On April the 3rd, a yellow poster, torn down by the porter after being displayed on the wall, announced the sale of a handsome suite of furniture on the following Saturday, the day fixed for sales under legal authority. Lousteau was taking a walk, smoking cigars, and seeking ideas--for, in Paris, ideas are in the air, they smile on you from a street corner, they splash up with a spurt of mud from under the wheels of a cab! Thus loafing, he had been seeking ideas for articles, and subjects for novels for a month past, and had found nothing but friends who carried him off to dinner or to the play, and who intoxicated his woes, telling him that champagne would inspire him.
"Beware," said the virulent Bixiou one night, the man who would at the same moment give a comrade a hundred francs and stab him to the heart with a sarcasm; "if you go to sleep drunk every night, one day you will wake up mad."On the day before, the Friday, the unhappy wretch, although he was accustomed to poverty, felt like a man condemned to death. Of old he would have said:
"Well, the furniture is very old! I will buy new."But he was incapable now of literary legerdemain. Publishers, undermined by piracy, paid badly; the newspapers made close bargains with hard-driven writers, as the Opera managers did with tenors that sang flat.
He walked on, his eye on the crowd, though seeing nothing, a cigar in his mouth, and his hands in his pockets, every feature of his face twitching, and an affected smile on his lips. Then he saw Madame de la Baudraye go by in a carriage; she was going to the Boulevard by the Rue de la Chaussee d'Antin to drive in the Bois.
"There is nothing else left!" said he to himself, and he went home to smarten himself up.
That evening, at seven, he arrived in a hackney cab at Madame de la Baudraye's door, and begged the porter to send a note up to the Countess--a few lines, as follows:
"Would Madame la Comtesse do Monsieur Lousteau the favor of receiving him for a moment, and at once?"This note was sealed with a seal which as lovers they had both used.
Madame de la Baudraye had had the word /Parce que/ engraved on a genuine Oriental carnelian--a potent word--a woman's word--the word that accounts for everything, even for the Creation.
The Countess had just finished dressing to go to the Opera; Friday was her night in turn for her box. At the sight of this seal she turned pale.

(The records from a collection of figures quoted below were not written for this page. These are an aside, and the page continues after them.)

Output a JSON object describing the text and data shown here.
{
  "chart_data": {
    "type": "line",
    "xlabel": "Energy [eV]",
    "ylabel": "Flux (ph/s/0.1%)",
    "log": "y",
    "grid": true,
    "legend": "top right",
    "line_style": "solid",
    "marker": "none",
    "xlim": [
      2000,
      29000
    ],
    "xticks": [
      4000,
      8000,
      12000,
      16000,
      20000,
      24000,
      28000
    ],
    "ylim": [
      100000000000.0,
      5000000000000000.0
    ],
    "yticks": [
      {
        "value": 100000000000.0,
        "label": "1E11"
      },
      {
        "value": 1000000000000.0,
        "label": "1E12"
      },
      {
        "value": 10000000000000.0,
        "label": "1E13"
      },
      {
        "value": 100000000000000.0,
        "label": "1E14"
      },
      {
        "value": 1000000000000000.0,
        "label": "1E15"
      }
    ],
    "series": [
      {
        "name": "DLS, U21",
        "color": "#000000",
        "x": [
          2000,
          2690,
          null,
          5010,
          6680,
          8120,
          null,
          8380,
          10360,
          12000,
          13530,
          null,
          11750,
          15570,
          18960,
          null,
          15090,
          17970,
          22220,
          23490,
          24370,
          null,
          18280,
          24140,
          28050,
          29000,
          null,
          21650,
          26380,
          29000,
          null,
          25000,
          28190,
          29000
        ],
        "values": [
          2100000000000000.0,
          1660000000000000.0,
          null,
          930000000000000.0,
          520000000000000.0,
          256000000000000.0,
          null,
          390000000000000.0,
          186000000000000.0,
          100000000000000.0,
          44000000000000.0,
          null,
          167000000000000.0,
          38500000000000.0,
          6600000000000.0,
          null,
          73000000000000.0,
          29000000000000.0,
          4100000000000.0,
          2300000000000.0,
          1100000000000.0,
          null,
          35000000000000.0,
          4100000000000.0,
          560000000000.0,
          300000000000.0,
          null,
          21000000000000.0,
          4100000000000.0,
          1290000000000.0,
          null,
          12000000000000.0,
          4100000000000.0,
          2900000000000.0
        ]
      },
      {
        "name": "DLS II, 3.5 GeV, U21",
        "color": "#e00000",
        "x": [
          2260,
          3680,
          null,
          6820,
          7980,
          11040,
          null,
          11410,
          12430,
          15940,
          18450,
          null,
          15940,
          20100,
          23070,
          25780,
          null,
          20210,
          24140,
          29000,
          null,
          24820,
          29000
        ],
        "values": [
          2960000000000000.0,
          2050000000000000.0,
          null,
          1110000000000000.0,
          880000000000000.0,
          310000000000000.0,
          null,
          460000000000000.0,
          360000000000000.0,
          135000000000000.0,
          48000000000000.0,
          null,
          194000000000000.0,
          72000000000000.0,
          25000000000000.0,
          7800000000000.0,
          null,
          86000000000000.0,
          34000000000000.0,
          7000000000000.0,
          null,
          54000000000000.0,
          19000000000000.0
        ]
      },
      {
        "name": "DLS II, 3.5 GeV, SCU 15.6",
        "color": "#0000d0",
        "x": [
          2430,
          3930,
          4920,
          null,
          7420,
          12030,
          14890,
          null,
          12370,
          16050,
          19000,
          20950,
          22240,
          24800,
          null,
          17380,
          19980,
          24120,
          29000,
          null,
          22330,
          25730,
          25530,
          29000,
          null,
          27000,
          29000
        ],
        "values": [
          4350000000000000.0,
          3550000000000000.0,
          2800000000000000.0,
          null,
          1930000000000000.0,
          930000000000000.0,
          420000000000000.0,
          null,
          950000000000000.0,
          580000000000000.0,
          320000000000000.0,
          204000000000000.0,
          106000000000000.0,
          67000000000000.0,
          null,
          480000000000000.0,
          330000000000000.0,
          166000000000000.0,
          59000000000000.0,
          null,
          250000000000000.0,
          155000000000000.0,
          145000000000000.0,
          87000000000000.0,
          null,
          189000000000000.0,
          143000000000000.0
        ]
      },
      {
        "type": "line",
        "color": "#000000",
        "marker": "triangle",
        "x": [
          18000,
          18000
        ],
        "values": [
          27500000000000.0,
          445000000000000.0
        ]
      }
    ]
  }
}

"I will come," she said, tucking the note into her dress.
She was firm enough to conceal her agitation, and begged her mother to see the children put to bed. She then sent for Lousteau, and received him in a boudoir, next to the great drawing-room, with open doors. She was going to a ball after the Opera, and was wearing a beautiful dress of brocade in stripes alternately plain and flowered with pale blue.
Her gloves, trimmed with tassels, showed off her beautiful white arms.
She was shimmering with lace and all the dainty trifles required by fashion. Her hair, dressed /a la Sevigne/, gave her a look of elegance; a necklace of pearls lay on her bosom like bubbles on snow.